The stub design deserves attention, because it solves the context problem directly. When a query filters for specific node types, the naive approach is to discard non-matching nodes. But that produces a misleading picture -- the model sees a Disease connected to ten drugs and doesn't know the Disease is also connected to genes and publications. It can't ask follow-up questions about connections it doesn't know exist.

The right answer separates topology from presentation. Non-matching nodes appear as stubs: present in the result, carrying only their ID and type, consuming almost no context. The model knows the topology is complete. It can follow up on any stub it wants to explore. The context cost is paid only where the model has declared it matters.

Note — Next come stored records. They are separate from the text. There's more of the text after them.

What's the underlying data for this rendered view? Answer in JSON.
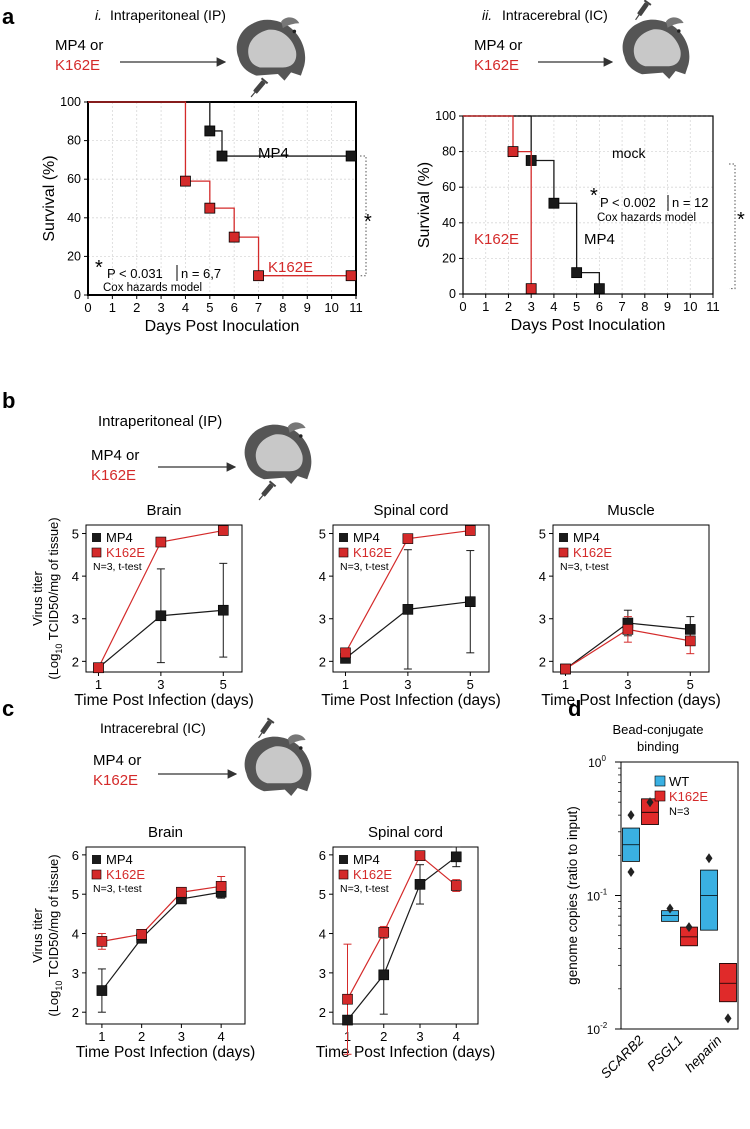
{
  "colors": {
    "mp4": "#1a1a1a",
    "k162e": "#d42a2a",
    "wt_box": "#3ab0e2",
    "k162e_box": "#e02a2a",
    "mouse_dark": "#555555",
    "mouse_light": "#cccccc"
  },
  "labels": {
    "a": "a",
    "b": "b",
    "c": "c",
    "d": "d",
    "a_i_num": "i.",
    "a_i_title": "Intraperitoneal (IP)",
    "a_ii_num": "ii.",
    "a_ii_title": "Intracerebral (IC)",
    "mp4_or": "MP4 or",
    "k162e": "K162E",
    "b_title": "Intraperitoneal (IP)",
    "c_title": "Intracerebral (IC)",
    "d_title_1": "Bead-conjugate",
    "d_title_2": "binding"
  },
  "chart_data": [
    {
      "id": "a_i",
      "type": "line",
      "subtype": "kaplan-meier",
      "xlabel": "Days Post Inoculation",
      "ylabel": "Survival (%)",
      "xlim": [
        0,
        11
      ],
      "ylim": [
        0,
        100
      ],
      "xticks": [
        0,
        1,
        2,
        3,
        4,
        5,
        6,
        7,
        8,
        9,
        10,
        11
      ],
      "yticks": [
        0,
        20,
        40,
        60,
        80,
        100
      ],
      "grid": true,
      "series": [
        {
          "name": "MP4",
          "steps": [
            [
              0,
              100
            ],
            [
              5,
              100
            ],
            [
              5,
              85
            ],
            [
              5.5,
              85
            ],
            [
              5.5,
              72
            ],
            [
              10.8,
              72
            ]
          ],
          "markers": [
            [
              5,
              85
            ],
            [
              5.5,
              72
            ],
            [
              10.8,
              72
            ]
          ]
        },
        {
          "name": "K162E",
          "steps": [
            [
              0,
              100
            ],
            [
              4,
              100
            ],
            [
              4,
              59
            ],
            [
              5,
              59
            ],
            [
              5,
              45
            ],
            [
              6,
              45
            ],
            [
              6,
              30
            ],
            [
              7,
              30
            ],
            [
              7,
              10
            ],
            [
              10.8,
              10
            ]
          ],
          "markers": [
            [
              4,
              59
            ],
            [
              5,
              45
            ],
            [
              6,
              30
            ],
            [
              7,
              10
            ],
            [
              10.8,
              10
            ]
          ]
        }
      ],
      "annotations": {
        "star": "*",
        "p_text": "P < 0.031",
        "n_text": "n = 6,7",
        "model": "Cox hazards model",
        "side_star": "*"
      }
    },
    {
      "id": "a_ii",
      "type": "line",
      "subtype": "kaplan-meier",
      "xlabel": "Days Post Inoculation",
      "ylabel": "Survival (%)",
      "xlim": [
        0,
        11
      ],
      "ylim": [
        0,
        100
      ],
      "xticks": [
        0,
        1,
        2,
        3,
        4,
        5,
        6,
        7,
        8,
        9,
        10,
        11
      ],
      "yticks": [
        0,
        20,
        40,
        60,
        80,
        100
      ],
      "grid": true,
      "series": [
        {
          "name": "mock",
          "steps": [
            [
              0,
              100
            ],
            [
              11,
              100
            ]
          ],
          "dashed": true
        },
        {
          "name": "MP4",
          "steps": [
            [
              0,
              100
            ],
            [
              3,
              100
            ],
            [
              3,
              75
            ],
            [
              4,
              75
            ],
            [
              4,
              51
            ],
            [
              5,
              51
            ],
            [
              5,
              12
            ],
            [
              6,
              12
            ],
            [
              6,
              3
            ]
          ],
          "markers": [
            [
              3,
              75
            ],
            [
              4,
              51
            ],
            [
              5,
              12
            ],
            [
              6,
              3
            ]
          ]
        },
        {
          "name": "K162E",
          "steps": [
            [
              0,
              100
            ],
            [
              2.2,
              100
            ],
            [
              2.2,
              80
            ],
            [
              3,
              80
            ],
            [
              3,
              3
            ]
          ],
          "markers": [
            [
              2.2,
              80
            ],
            [
              3,
              3
            ]
          ]
        }
      ],
      "annotations": {
        "star": "*",
        "p_text": "P < 0.002",
        "n_text": "n = 12",
        "model": "Cox hazards model",
        "side_star": "*"
      }
    },
    {
      "id": "b_brain",
      "type": "line",
      "title": "Brain",
      "xlabel": "Time Post Infection (days)",
      "ylabel_line1": "Virus titer",
      "ylabel_line2": "(Log",
      "ylabel_sub": "10",
      "ylabel_line3": " TCID50/mg of tissue)",
      "x": [
        1,
        3,
        5
      ],
      "xlim": [
        0.6,
        5.6
      ],
      "ylim": [
        1.75,
        5.2
      ],
      "xticks": [
        1,
        3,
        5
      ],
      "yticks": [
        2,
        3,
        4,
        5
      ],
      "legend_note": "N=3, t-test",
      "series": [
        {
          "name": "MP4",
          "y": [
            1.85,
            3.07,
            3.2
          ],
          "err": [
            0,
            1.1,
            1.1
          ]
        },
        {
          "name": "K162E",
          "y": [
            1.85,
            4.8,
            5.07
          ],
          "err": [
            0,
            0.05,
            0.1
          ]
        }
      ]
    },
    {
      "id": "b_spinal",
      "type": "line",
      "title": "Spinal cord",
      "xlabel": "Time Post Infection (days)",
      "x": [
        1,
        3,
        5
      ],
      "xlim": [
        0.6,
        5.6
      ],
      "ylim": [
        1.75,
        5.2
      ],
      "xticks": [
        1,
        3,
        5
      ],
      "yticks": [
        2,
        3,
        4,
        5
      ],
      "legend_note": "N=3, t-test",
      "series": [
        {
          "name": "MP4",
          "y": [
            2.07,
            3.22,
            3.4
          ],
          "err": [
            0,
            1.4,
            1.2
          ]
        },
        {
          "name": "K162E",
          "y": [
            2.2,
            4.88,
            5.07
          ],
          "err": [
            0,
            0.05,
            0.05
          ]
        }
      ]
    },
    {
      "id": "b_muscle",
      "type": "line",
      "title": "Muscle",
      "xlabel": "Time Post Infection (days)",
      "x": [
        1,
        3,
        5
      ],
      "xlim": [
        0.6,
        5.6
      ],
      "ylim": [
        1.75,
        5.2
      ],
      "xticks": [
        1,
        3,
        5
      ],
      "yticks": [
        2,
        3,
        4,
        5
      ],
      "legend_note": "N=3, t-test",
      "series": [
        {
          "name": "MP4",
          "y": [
            1.82,
            2.9,
            2.75
          ],
          "err": [
            0,
            0.3,
            0.3
          ]
        },
        {
          "name": "K162E",
          "y": [
            1.82,
            2.75,
            2.48
          ],
          "err": [
            0,
            0.3,
            0.3
          ]
        }
      ]
    },
    {
      "id": "c_brain",
      "type": "line",
      "title": "Brain",
      "xlabel": "Time Post Infection (days)",
      "ylabel_line1": "Virus titer",
      "ylabel_line2": "(Log",
      "ylabel_sub": "10",
      "ylabel_line3": " TCID50/mg of tissue)",
      "x": [
        1,
        2,
        3,
        4
      ],
      "xlim": [
        0.6,
        4.6
      ],
      "ylim": [
        1.7,
        6.2
      ],
      "xticks": [
        1,
        2,
        3,
        4
      ],
      "yticks": [
        2,
        3,
        4,
        5,
        6
      ],
      "legend_note": "N=3, t-test",
      "series": [
        {
          "name": "MP4",
          "y": [
            2.55,
            3.88,
            4.88,
            5.05
          ],
          "err": [
            0.55,
            0.1,
            0.1,
            0.15
          ]
        },
        {
          "name": "K162E",
          "y": [
            3.8,
            3.98,
            5.05,
            5.2
          ],
          "err": [
            0.2,
            0.1,
            0.1,
            0.25
          ]
        }
      ]
    },
    {
      "id": "c_spinal",
      "type": "line",
      "title": "Spinal cord",
      "xlabel": "Time Post Infection (days)",
      "x": [
        1,
        2,
        3,
        4
      ],
      "xlim": [
        0.6,
        4.6
      ],
      "ylim": [
        1.7,
        6.2
      ],
      "xticks": [
        1,
        2,
        3,
        4
      ],
      "yticks": [
        2,
        3,
        4,
        5,
        6
      ],
      "legend_note": "N=3, t-test",
      "series": [
        {
          "name": "MP4",
          "y": [
            1.8,
            2.95,
            5.25,
            5.95
          ],
          "err": [
            0.1,
            1.0,
            0.5,
            0.25
          ]
        },
        {
          "name": "K162E",
          "y": [
            2.33,
            4.03,
            5.98,
            5.22
          ],
          "err": [
            1.4,
            0.15,
            0.1,
            0.15
          ]
        }
      ]
    },
    {
      "id": "d",
      "type": "box",
      "yscale": "log",
      "ylabel": "genome copies (ratio to input)",
      "ylim": [
        0.01,
        1.0
      ],
      "yticks": [
        {
          "v": 1.0,
          "base": "10",
          "exp": "0"
        },
        {
          "v": 0.1,
          "base": "10",
          "exp": "-1"
        },
        {
          "v": 0.01,
          "base": "10",
          "exp": "-2"
        }
      ],
      "categories": [
        "SCARB2",
        "PSGL1",
        "heparin"
      ],
      "legend_note": "N=3",
      "series": [
        {
          "name": "WT",
          "boxes": [
            [
              0.18,
              0.32,
              0.24
            ],
            [
              0.064,
              0.077,
              0.071
            ],
            [
              0.055,
              0.155,
              0.1
            ]
          ],
          "points": [
            [
              0.15,
              0.4
            ],
            [
              0.08
            ],
            [
              0.19
            ]
          ]
        },
        {
          "name": "K162E",
          "boxes": [
            [
              0.34,
              0.53,
              0.42
            ],
            [
              0.042,
              0.058,
              0.049
            ],
            [
              0.016,
              0.031,
              0.022
            ]
          ],
          "points": [
            [
              0.5
            ],
            [
              0.058
            ],
            [
              0.012
            ]
          ]
        }
      ]
    }
  ]
}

This is Denning's working set answer applied to graph data. Not "give me everything" and not "give me only what matches" -- give me the working set: full data where I need it, topology everywhere else.

One more thing about the seeds. In this approach, the model navigates by canonical ID -- the stable identifiers maintained by ontological authorities like MeSH for diseases, HGNC for genes, RxNorm for drugs, UniProt for proteins. This is not an implementation detail. A canonical ID is not just a unique key. When you assign a MeSH term to a disease entity, you are connecting it to the accumulated judgment of a community of experts: its definition, its place in a carefully considered taxonomy, its distinctions from related concepts, its history of revision. The identifier is a pointer into a shared epistemic commons -- the entity is not merely named, it is placed in the structure of human knowledge as that community understands it.

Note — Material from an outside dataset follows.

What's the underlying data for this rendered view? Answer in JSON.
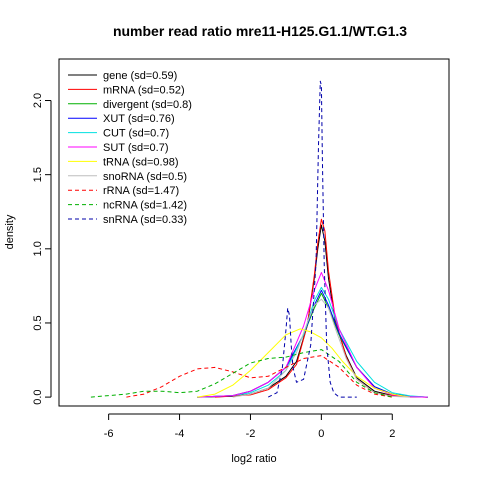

That placement is what makes the graph worth querying. A node identified by a canonical ID inherits the epistemic authority of the ontology it anchors to. Relationships between canonically identified entities are claims that can be evaluated against that shared structure. A graph built on canonical IDs is not just organized data -- it is data that participates in something larger: the accumulated, maintained, trusted infrastructure of human knowledge about a domain.

The knowledge is in the graph. The interface is the missing piece -- not because the problem is unsolved, but because the natural first answers (write SPARQL, use RAG) don't fit how language models actually work. Traversal fits. Minimal surface fits. Working-set-aware responses fit. The pieces are all available.